MSCs were cultured in osteogenic differentiation medium without (control) or with 0.5 μM Npx. The expression of collagen type X, alpha 1 (COL10A1), alkaline phosphatase (ALP), osteopontin (OPN), osteocalcin (OC), collagen type I, alpha 1 (COL1A1) was analyzed with real-time reverse transcription (RT) PCR, and the ALP activity was measured. The osteogenesis of MSCs was monitored by mineral staining and quantification with alizarin red S. To examine whether Npx affects osteogenic differentiation through HH signaling, the effect of Npx on the expression of IHH, GLI1, GLI2, GLI3 and PTC1 was analyzed with real-time RT PCR. The effect of cyclopamine (Cpn), a HH signaling inhibitor, on the expression of COL10A1, ALP, OC and COL1A1 was also determined.
When MSCs were cultured in osteogenic differentiation medium, Npx supplementation led to a significant decrease in ALP gene expression as well as its activity, and had a tendency to decrease mineral deposition. It also decreased the expression of COL1A1 significantly. In contrast, the gene expression of COL10A1 and OPN were upregulated significantly by Npx. No significant effect was found on OC expression. The expression of IHH, PTC1, GLI1, and GLI2 was increased by Npx, while no significant difference was observed on GLI3 expression. Cpn reversed the effect of Npx on the expression of COL10A1, ALP, OPN and COL1A1.
These results indicate that Npx can affect gene expression during osteogenic differentiation of MSCs, and downregulate mineral deposition in the extracellular matrix through IHH signaling. Therefore, Npx could affect MSC-mediated repair of subchondral bone in OA patients.
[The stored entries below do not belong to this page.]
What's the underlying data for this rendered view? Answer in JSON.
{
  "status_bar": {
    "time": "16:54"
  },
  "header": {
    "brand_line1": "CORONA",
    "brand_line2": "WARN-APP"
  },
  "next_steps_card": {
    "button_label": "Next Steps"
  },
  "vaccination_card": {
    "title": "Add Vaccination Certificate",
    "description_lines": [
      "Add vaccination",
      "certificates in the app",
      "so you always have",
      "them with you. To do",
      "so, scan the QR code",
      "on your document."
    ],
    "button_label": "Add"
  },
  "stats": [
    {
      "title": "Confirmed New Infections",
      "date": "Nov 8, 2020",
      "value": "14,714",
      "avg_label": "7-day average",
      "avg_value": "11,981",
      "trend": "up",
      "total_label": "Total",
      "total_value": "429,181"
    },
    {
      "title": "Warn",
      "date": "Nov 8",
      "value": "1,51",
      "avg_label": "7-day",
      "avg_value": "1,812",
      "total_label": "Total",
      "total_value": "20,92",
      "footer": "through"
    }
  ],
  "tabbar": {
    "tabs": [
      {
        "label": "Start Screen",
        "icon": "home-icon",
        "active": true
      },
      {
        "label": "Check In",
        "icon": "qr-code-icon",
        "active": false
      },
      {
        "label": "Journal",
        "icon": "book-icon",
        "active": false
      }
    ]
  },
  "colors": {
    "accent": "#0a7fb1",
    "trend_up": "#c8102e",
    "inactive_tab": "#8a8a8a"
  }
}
KeywordsSubchondral Bone Osteogenic Differentiation Heterotopic Ossification Bone Repair Cyclopamine
collagen I, type 1
collagen X, type 1
Dulbecco’s modified Eagle’s medium
fetal bovine serum
GLI-Kruppel family member GLI
mesenchymal stem cell
non-steroidal anti-inflammatory drugs
polymerase chain reaction
Symptomatic osteoarthritis (OA), characterized by cartilage deterioration and osteophyte formation, is the most common joint disorder, affecting primarily the knees, hips, and hands, and the predominant symptom is pain . It is the major reason for seeking medical care and accounts for most of the use of non-steroidal anti-inflammatory drugs (NSAIDs) . Clinical recommendations for the sympathetic treatment of OA include acetaminophen (Acet) and NSAIDs such as ibuprofen (Ibu), diclofenac (Dic), naproxen (Npx), and celecoxib (Cele) . Unlike narcotics that target the central nervous system to alleviate pain, NSAIDs inhibit cyclooxygenase (COX) activity within the central nervous system and at the peripheral pain site to prevent the conversion of arachidonic acid into prostaglandins. Thus, NSAIDs can alter certain fundamental processes involved in the normal healing of injured tissues . However, they are often inadequate and pain is the number one reason for undergoing joint replacement surgery .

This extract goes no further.